Functional, structural, and physicochemical properties of spray-dried abalone (Haliotis discus subsp. hannai Ino) protein and hydrolysates with varying degrees of hydrolysis

Abstract This study focused on preparing abalone protein hydrolysates from abalone muscle using papain and characterizing their functional, physicochemical, and structural properties. Abalone hydrolysates were stable in solubility across a hydrolysis degree range of 5.95%–14.46%. Hydrolysis notably enhanced foam capacity from 62% (Control) to 138% (APH-3). Emulsifying capacity and emulsion stability also improved significantly, increasing from 19.94 m2/g (Control) to 37.53 m2/g (APH-1) and from 19.59 min (Control) to 40.95 min (APH-1), respectively (p < .05). Moderate hydrolysis reduced protein molecular size, polydispersity index, and zeta potential, while increasing surface hydrophobicity, with APH-3 (DH 9.84%) showing the highest value. Sodium dodecyl sulfate-polyacrylamide gel electrophoresis analysis revealed variations in protein composition with different hydrolysis degrees.
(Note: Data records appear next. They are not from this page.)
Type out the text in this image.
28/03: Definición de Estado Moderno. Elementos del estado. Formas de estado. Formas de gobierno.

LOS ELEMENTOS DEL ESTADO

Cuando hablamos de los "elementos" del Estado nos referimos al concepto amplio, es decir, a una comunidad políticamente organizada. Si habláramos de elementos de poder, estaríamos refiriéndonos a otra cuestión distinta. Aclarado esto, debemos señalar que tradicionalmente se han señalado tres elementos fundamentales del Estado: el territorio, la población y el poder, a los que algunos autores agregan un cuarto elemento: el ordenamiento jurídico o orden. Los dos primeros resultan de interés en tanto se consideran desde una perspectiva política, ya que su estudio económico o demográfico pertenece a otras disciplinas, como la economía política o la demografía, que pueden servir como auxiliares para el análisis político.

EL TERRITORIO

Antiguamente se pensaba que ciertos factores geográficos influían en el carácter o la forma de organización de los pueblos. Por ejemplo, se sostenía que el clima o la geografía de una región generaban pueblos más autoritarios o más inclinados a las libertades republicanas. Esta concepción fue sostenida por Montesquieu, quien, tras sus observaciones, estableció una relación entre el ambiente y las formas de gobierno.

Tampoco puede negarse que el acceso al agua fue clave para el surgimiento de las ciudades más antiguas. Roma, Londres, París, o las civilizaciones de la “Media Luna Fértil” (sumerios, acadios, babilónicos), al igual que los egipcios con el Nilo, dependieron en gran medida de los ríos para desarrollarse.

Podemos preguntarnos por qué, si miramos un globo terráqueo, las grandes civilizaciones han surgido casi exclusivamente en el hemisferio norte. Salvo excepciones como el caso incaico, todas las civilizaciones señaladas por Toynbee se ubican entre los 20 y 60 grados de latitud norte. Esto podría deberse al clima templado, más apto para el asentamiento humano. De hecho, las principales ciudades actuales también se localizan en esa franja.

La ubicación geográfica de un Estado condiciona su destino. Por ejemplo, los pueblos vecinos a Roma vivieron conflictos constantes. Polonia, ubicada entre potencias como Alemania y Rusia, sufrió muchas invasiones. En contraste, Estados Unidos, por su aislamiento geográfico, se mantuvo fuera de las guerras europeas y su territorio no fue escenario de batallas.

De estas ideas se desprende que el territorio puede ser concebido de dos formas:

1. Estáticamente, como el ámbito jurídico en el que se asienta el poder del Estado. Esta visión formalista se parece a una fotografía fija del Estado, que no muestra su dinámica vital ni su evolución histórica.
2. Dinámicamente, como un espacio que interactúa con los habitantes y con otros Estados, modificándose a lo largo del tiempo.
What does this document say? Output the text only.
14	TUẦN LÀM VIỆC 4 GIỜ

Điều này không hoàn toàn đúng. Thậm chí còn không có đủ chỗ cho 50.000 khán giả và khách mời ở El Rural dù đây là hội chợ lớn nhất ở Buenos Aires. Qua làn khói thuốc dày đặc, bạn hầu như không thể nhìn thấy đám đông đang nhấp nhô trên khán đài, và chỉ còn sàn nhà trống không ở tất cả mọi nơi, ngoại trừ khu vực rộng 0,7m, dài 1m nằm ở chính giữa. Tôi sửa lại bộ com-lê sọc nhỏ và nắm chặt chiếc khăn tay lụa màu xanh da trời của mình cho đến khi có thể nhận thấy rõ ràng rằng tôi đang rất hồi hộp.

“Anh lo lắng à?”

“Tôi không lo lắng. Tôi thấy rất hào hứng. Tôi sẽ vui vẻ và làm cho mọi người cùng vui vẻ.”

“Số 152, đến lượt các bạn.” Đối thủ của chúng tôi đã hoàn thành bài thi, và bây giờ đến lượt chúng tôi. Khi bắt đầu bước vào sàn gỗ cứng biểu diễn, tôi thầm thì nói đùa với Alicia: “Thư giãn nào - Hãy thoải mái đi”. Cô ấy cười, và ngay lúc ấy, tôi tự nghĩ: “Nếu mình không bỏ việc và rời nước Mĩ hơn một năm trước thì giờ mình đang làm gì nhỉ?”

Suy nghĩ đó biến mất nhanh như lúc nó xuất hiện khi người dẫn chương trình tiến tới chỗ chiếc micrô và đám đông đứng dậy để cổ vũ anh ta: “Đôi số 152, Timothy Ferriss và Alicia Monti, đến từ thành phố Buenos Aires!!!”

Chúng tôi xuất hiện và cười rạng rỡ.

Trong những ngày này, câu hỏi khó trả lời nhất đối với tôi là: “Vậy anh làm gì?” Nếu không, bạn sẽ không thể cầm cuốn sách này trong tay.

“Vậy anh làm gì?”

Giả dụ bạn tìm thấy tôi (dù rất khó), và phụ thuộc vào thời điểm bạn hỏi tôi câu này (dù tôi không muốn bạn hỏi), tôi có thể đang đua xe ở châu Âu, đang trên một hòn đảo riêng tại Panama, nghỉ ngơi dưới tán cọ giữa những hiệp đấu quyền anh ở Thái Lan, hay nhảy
Increased hydrolysis led to more disordered protein structures, affecting β-sheet, β-turn, and random coil proportions. Endogenous fluorescence and ultraviolet absorption intensities increased significantly (p < .05), whereas α-helix content and disulfide bonds decreased (p < .05). E-nose analysis indicated that hydrolysis degree significantly affected aromatic, hydride, alcohol, and methane aliphatic compounds. This study provides guidance for developing abalone protein hydrolysates with enhanced properties as potential functional foods.